En 2027, l'électricité coûtera moins cher pour une grande partie des familles tessinoises. Les principaux distributeurs du canton ont annoncé des baisses tarifaires, la troisième consécutive après le pic atteint en 2024.
L'Azienda Multiservizi Bellinzona avait déjà annoncé une baisse de 5%, qui permettra à une famille moyenne d'économiser 54 francs par an. Les Aziende Industriali di Mendrisio réduisent leurs tarifs de 6,5 à 7,4%, pour une économie estimée à 90 francs. Lundi, la Società Elettrica Sopracenerina a annoncé à son tour une baisse de 4% dans sa zone de desserte tessinoise et de 5,5% dans les quatre communes qu'elle dessert en Mesolcina et Calanca. Pour une famille consommant 4'500 kilowattheures par an, l'économie sera respectivement de 53 et 73 francs.
Malgré ces trois baisses consécutives, la facture reste plus élevée qu'en 2022, avant la guerre en Ukraine. À l'époque, une famille moyenne payait 1'112 francs par an; en 2024, au plus fort de la hausse des prix de l'énergie, elle atteignait 1'571 francs; en 2027, elle redescendra à 1'295 francs, soit encore près de 200 francs de plus qu'avant le conflit.
Des prix liés à la géopolitique
Selon le responsable commercial de la Sopracenerina, Andrea Pedroni, un retour aux prix d'avant le conflit est improbable: "Tornare a quelle tariffe sarà difficile, perché le tensioni a livello geopolitico sono ormai purtroppo una costante. Questo fa sì che i prezzi dell'energia a livello globale aumentino e crea molta insicurezza per il futuro" (« Revenir à ces tarifs sera difficile, car les tensions géopolitiques sont désormais malheureusement une constante. Cela fait augmenter les prix de l'énergie au niveau mondial et crée une grande incertitude pour l'avenir »).

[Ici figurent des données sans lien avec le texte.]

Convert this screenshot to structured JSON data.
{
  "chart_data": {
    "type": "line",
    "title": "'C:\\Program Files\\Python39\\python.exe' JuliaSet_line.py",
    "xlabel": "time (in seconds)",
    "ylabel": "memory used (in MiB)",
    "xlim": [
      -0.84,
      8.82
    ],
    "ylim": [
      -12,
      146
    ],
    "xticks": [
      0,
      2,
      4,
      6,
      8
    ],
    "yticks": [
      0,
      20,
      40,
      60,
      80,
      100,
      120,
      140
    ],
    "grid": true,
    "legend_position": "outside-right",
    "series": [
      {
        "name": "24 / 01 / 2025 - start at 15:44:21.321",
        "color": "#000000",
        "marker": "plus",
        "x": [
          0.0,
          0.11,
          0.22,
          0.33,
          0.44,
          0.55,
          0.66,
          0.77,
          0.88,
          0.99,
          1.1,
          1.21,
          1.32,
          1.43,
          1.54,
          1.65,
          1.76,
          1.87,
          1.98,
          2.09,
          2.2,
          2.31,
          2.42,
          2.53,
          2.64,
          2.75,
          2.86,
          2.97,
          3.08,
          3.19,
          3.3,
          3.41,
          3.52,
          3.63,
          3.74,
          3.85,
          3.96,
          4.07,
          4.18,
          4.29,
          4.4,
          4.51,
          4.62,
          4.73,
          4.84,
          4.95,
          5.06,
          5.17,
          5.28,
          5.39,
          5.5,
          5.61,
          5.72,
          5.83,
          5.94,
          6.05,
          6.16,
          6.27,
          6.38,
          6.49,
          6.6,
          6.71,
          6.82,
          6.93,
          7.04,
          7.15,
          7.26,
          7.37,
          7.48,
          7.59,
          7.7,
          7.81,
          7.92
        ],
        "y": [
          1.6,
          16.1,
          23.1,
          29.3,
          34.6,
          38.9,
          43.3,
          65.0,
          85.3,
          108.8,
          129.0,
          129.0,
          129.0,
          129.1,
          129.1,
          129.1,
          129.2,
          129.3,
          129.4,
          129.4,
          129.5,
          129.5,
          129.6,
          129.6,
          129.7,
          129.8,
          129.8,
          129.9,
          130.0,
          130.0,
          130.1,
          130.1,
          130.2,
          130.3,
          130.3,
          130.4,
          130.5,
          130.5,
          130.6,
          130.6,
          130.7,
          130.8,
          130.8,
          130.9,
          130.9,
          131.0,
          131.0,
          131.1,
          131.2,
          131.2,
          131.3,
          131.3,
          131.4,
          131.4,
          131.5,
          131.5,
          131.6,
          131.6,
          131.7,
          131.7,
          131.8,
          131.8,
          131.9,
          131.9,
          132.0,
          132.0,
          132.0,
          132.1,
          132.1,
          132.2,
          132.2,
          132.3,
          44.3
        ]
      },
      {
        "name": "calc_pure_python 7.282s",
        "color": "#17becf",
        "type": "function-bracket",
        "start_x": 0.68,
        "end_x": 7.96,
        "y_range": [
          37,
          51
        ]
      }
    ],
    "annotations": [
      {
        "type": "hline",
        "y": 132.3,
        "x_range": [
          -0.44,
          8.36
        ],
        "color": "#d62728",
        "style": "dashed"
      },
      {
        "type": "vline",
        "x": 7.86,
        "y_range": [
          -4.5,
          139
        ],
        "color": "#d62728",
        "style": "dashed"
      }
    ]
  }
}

La Sopracenerina investira 37 millions de francs dans le réseau, notamment pour compenser des recettes en baisse. Ce recul s'explique par la hausse de l'autoproduction, favorisée par la diffusion des panneaux solaires privés, ainsi que par l'effet du changement climatique, qui réduit les besoins de chauffage des logements.
Cette évolution montre que la production décentralisée pèse déjà sur les comptes des distributeurs d'électricité, appelés à financer le réseau avec des recettes moins prévisibles. Reste à savoir si les économies réalisées par les ménages suffiront, à terme, à compenser les investissements nécessaires à l'entretien du réseau sans faire peser une charge supplémentaire sur les usagers et les contribuables.